Experimental and Numerical Investigation of Levitation Force Parameters of Novel Multisurface Halbach HTS–PMG Arrangement for Superconducting Maglev System

We have designed multisurface Halbach high temperature superconductor-permanent magnetic guideway (HTS-PMG) arrangements for magnetically levitated transportation (Maglev) and investigated the static force parameters in addition to the dynamic response characteristics. Three different Halbach HTS-PMG arrangements were used with multisurface (6 HTS, 4 HTS) and single surface (2 HTS) configurations and static and dynamic measurements were carried out in three different field cooling heights (FCHs). The bigger vertical loading capacity and wider loading gap were obtained with multisurface Halbach HTS-PMG arrangements. In addition, nearly four times bigger guidance force values of multisurface arrangements than that of single surface one indicates that the side HTSs in multisurface arrangements make a significant contribution to the guidance force and thus lateral movement stability of Maglev systems.
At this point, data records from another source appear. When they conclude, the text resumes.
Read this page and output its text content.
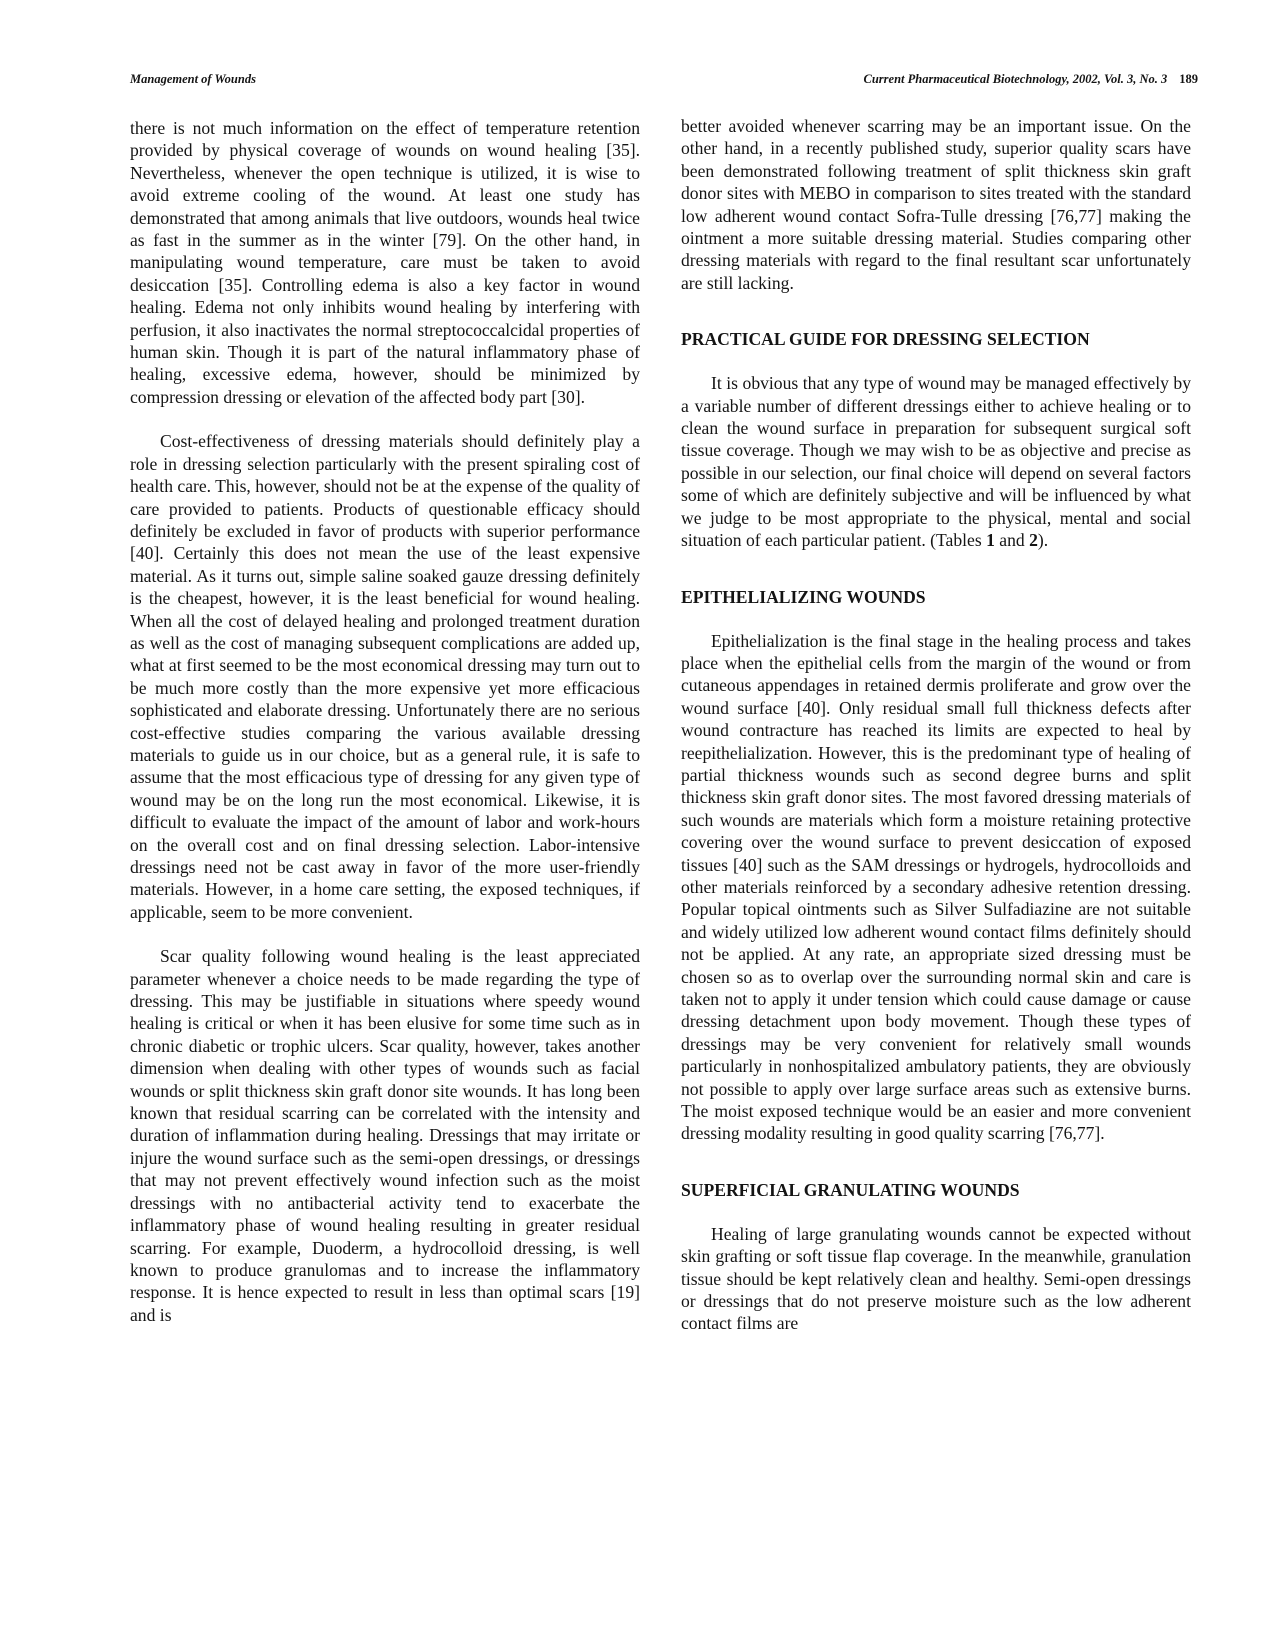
Management of Wounds	Current Pharmaceutical Biotechnology, 2002, Vol. 3, No. 3 189

there is not much information on the effect of temperature retention provided by physical coverage of wounds on wound healing [35]. Nevertheless, whenever the open technique is utilized, it is wise to avoid extreme cooling of the wound. At least one study has demonstrated that among animals that live outdoors, wounds heal twice as fast in the summer as in the winter [79]. On the other hand, in manipulating wound temperature, care must be taken to avoid desiccation [35]. Controlling edema is also a key factor in wound healing. Edema not only inhibits wound healing by interfering with perfusion, it also inactivates the normal streptococcalcidal properties of human skin. Though it is part of the natural inflammatory phase of healing, excessive edema, however, should be minimized by compression dressing or elevation of the affected body part [30].

Cost-effectiveness of dressing materials should definitely play a role in dressing selection particularly with the present spiraling cost of health care. This, however, should not be at the expense of the quality of care provided to patients. Products of questionable efficacy should definitely be excluded in favor of products with superior performance [40]. Certainly this does not mean the use of the least expensive material. As it turns out, simple saline soaked gauze dressing definitely is the cheapest, however, it is the least beneficial for wound healing. When all the cost of delayed healing and prolonged treatment duration as well as the cost of managing subsequent complications are added up, what at first seemed to be the most economical dressing may turn out to be much more costly than the more expensive yet more efficacious sophisticated and elaborate dressing. Unfortunately there are no serious cost-effective studies comparing the various available dressing materials to guide us in our choice, but as a general rule, it is safe to assume that the most efficacious type of dressing for any given type of wound may be on the long run the most economical. Likewise, it is difficult to evaluate the impact of the amount of labor and work-hours on the overall cost and on final dressing selection. Labor-intensive dressings need not be cast away in favor of the more user-friendly materials. However, in a home care setting, the exposed techniques, if applicable, seem to be more convenient.

Scar quality following wound healing is the least appreciated parameter whenever a choice needs to be made regarding the type of dressing. This may be justifiable in situations where speedy wound healing is critical or when it has been elusive for some time such as in chronic diabetic or trophic ulcers. Scar quality, however, takes another dimension when dealing with other types of wounds such as facial wounds or split thickness skin graft donor site wounds. It has long been known that residual scarring can be correlated with the intensity and duration of inflammation during healing. Dressings that may irritate or injure the wound surface such as the semi-open dressings, or dressings that may not prevent effectively wound infection such as the moist dressings with no antibacterial activity tend to exacerbate the inflammatory phase of wound healing resulting in greater residual scarring. For example, Duoderm, a hydrocolloid dressing, is well known to produce granulomas and to increase the inflammatory response. It is hence expected to result in less than optimal scars [19] and is

better avoided whenever scarring may be an important issue. On the other hand, in a recently published study, superior quality scars have been demonstrated following treatment of split thickness skin graft donor sites with MEBO in comparison to sites treated with the standard low adherent wound contact Sofra-Tulle dressing [76,77] making the ointment a more suitable dressing material. Studies comparing other dressing materials with regard to the final resultant scar unfortunately are still lacking.

PRACTICAL GUIDE FOR DRESSING SELECTION

It is obvious that any type of wound may be managed effectively by a variable number of different dressings either to achieve healing or to clean the wound surface in preparation for subsequent surgical soft tissue coverage. Though we may wish to be as objective and precise as possible in our selection, our final choice will depend on several factors some of which are definitely subjective and will be influenced by what we judge to be most appropriate to the physical, mental and social situation of each particular patient. (Tables 1 and 2).

EPITHELIALIZING WOUNDS

Epithelialization is the final stage in the healing process and takes place when the epithelial cells from the margin of the wound or from cutaneous appendages in retained dermis proliferate and grow over the wound surface [40]. Only residual small full thickness defects after wound contracture has reached its limits are expected to heal by reepithelialization. However, this is the predominant type of healing of partial thickness wounds such as second degree burns and split thickness skin graft donor sites. The most favored dressing materials of such wounds are materials which form a moisture retaining protective covering over the wound surface to prevent desiccation of exposed tissues [40] such as the SAM dressings or hydrogels, hydrocolloids and other materials reinforced by a secondary adhesive retention dressing. Popular topical ointments such as Silver Sulfadiazine are not suitable and widely utilized low adherent wound contact films definitely should not be applied. At any rate, an appropriate sized dressing must be chosen so as to overlap over the surrounding normal skin and care is taken not to apply it under tension which could cause damage or cause dressing detachment upon body movement. Though these types of dressings may be very convenient for relatively small wounds particularly in nonhospitalized ambulatory patients, they are obviously not possible to apply over large surface areas such as extensive burns. The moist exposed technique would be an easier and more convenient dressing modality resulting in good quality scarring [76,77].

SUPERFICIAL GRANULATING WOUNDS

Healing of large granulating wounds cannot be expected without skin grafting or soft tissue flap coverage. In the meanwhile, granulation tissue should be kept relatively clean and healthy. Semi-open dressings or dressings that do not preserve moisture such as the low adherent contact films are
Both the vertical and lateral dynamic stiffness values increased with decreasing FCH and it can be also said that the dynamic stiffness properties of Maglev systems can be enhanced especially in lateral direction by using the multisurface Halbach HTS-PMG arrangements. Understanding of these experimental observations is supported by dedicated theoretical modelling through a 2-D approximation of the system. We show that by using a single material parameter (the critical current density J c ) for the whole superconducting set, one may satisfactorily predict the complete series of experiments. The static and dynamic parameters obtained from this study and the results of dedicated theoretical modeling for single-surface and multisurface HTS-PMG arrangements are thought to be helpful for the researchers working on static and dynamic performances of HTS Maglev systems.